In the introduction to Essays in Idleness and Hojoki, translator Meredith McKinney writes of her two subjects:

Like Chomei, though perhaps for different reasons, Kenko chose to avoid direct mention of the political upheavals and occasional outright warfare of his day, although they form the backdrop to much that he describes, and would have touched him closely at times. He frequently laments the past, when the courtly culture that he loved was in its heyday and unsullied by the rougher ways of the contemporary world, but he was a pragmatic man. Where Chomei was prone to gloom and to impulsive reactions that led him to flee the mundane world and bury himself ever deeper in the hills, Kenko, for all his admonitions to do likewise, was in fact far too intrigued by the world to turn his back on it. The contradictions that drove Chomei to despair and self-accusation sit happily together in Kenko’s writing, and in his life. His times demanded adaptability to an often inconsistent and multi-layered world, and he was a man well suited to his times.

I thought of this while reading The Most Reverend “Dr.” Douglas Graychin Dalrymple Esq. &c’s latest musings. I have also avoided the news for a while. More from overwork than principle, to be honest, but still. For the majority of the day, all I know is what happens within the four walls of the warehouse. If there’s an English or German football game to watch later, that might be the only exposure I get to the outside world that day. I generally get my news second- and third-hand, by reading other people who sometimes mention it. In fact, if I didn’t enjoy scribbling for a hobby, I very well might go weeks without knowing what’s going on the world. Does that make this a bad habit? I hope not.

I like to think of this as my virtual front porch. I don’t go out and get involved in the world, and I sure don’t invite the world into my inner sanctum, but I’m happy to sit a spell and watch the world go by while I mumble smart-ass remarks about it. Of course I think I’m superior to the boobs and twits I see making fools of themselves. Of course I know better and realize that that fleeting sense of superciliousness is itself part of the game.

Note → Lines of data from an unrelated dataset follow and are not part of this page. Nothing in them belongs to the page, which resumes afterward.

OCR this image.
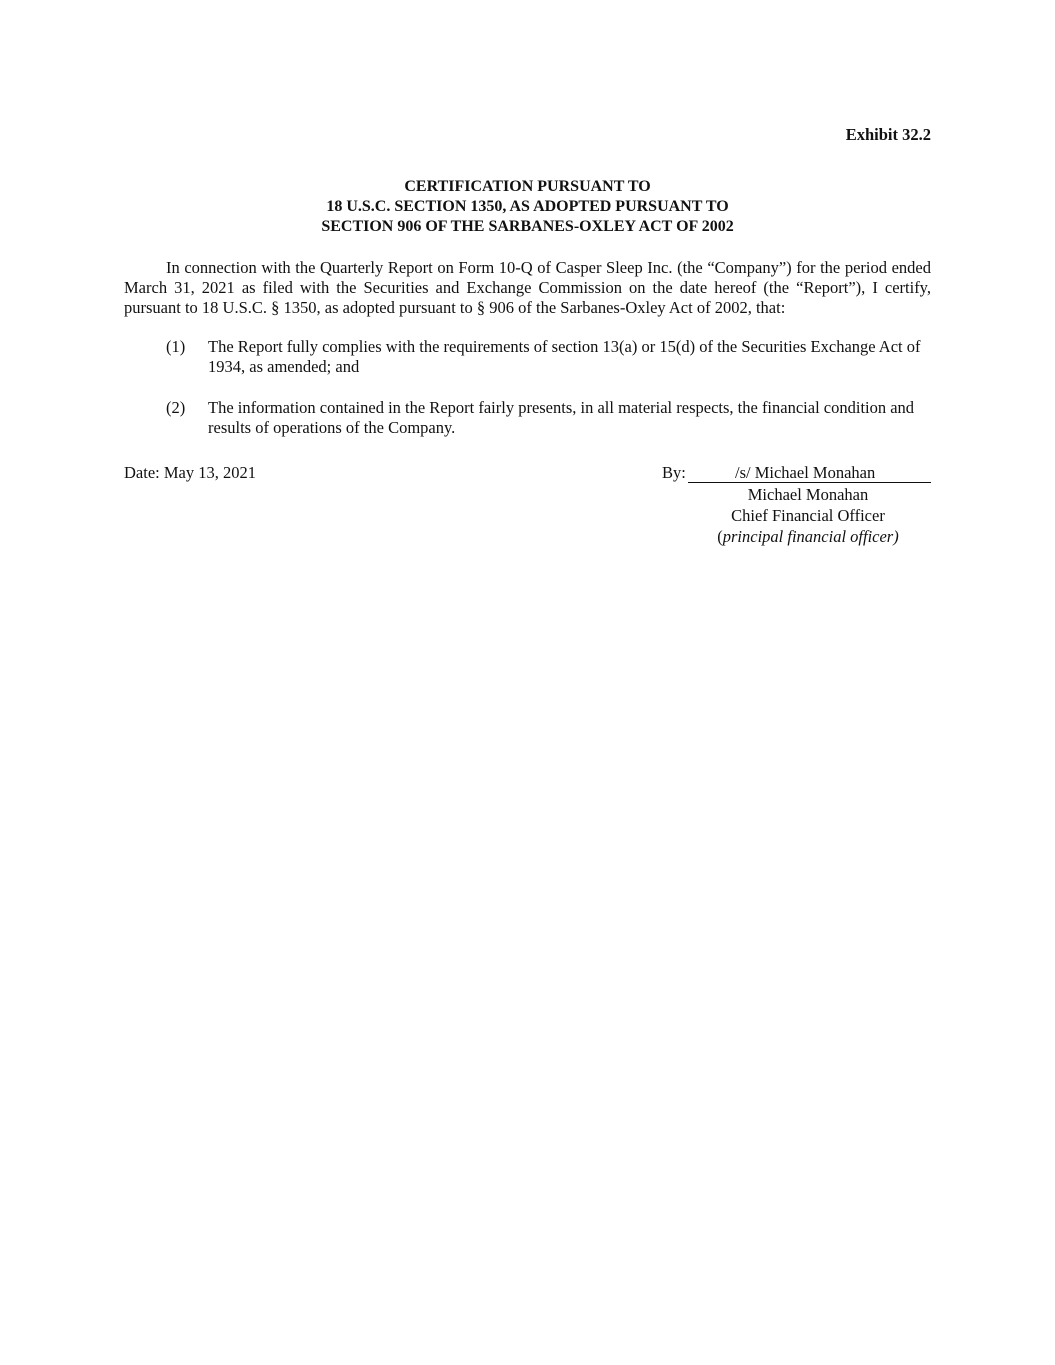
Exhibit 32.2
CERTIFICATION PURSUANT TO
18 U.S.C. SECTION 1350, AS ADOPTED PURSUANT TO
SECTION 906 OF THE SARBANES-OXLEY ACT OF 2002
In connection with the Quarterly Report on Form 10-Q of Casper Sleep Inc. (the “Company”) for the period ended March 31, 2021 as filed with the Securities and Exchange Commission on the date hereof (the “Report”), I certify, pursuant to 18 U.S.C. § 1350, as adopted pursuant to § 906 of the Sarbanes-Oxley Act of 2002, that:
(1)	The Report fully complies with the requirements of section 13(a) or 15(d) of the Securities Exchange Act of 1934, as amended; and
(2)	The information contained in the Report fairly presents, in all material respects, the financial condition and results of operations of the Company.
Date: May 13, 2021	By:	/s/ Michael Monahan
Michael Monahan
Chief Financial Officer
(principal financial officer)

The insecure adolescent, the aspiring intellectual, the political partisan, the obsessive nerd, the amateur insult comic, the absolute flaming idiot — I recognize myself in each one as they pass by. They may wave, and I may flip them off in return, but I mean it in the nicest way possible.

Chesterton said something about the alcoholic and the teetotaler making the same mistake by treating wine as a drug, not a drink. In the same spirit, there are two ways to take the world too seriously. One is to get emotionally involved in it, and another is to be emotionally removed from it. As foolish and stupid as it often is, it’s still my world, and I still love it.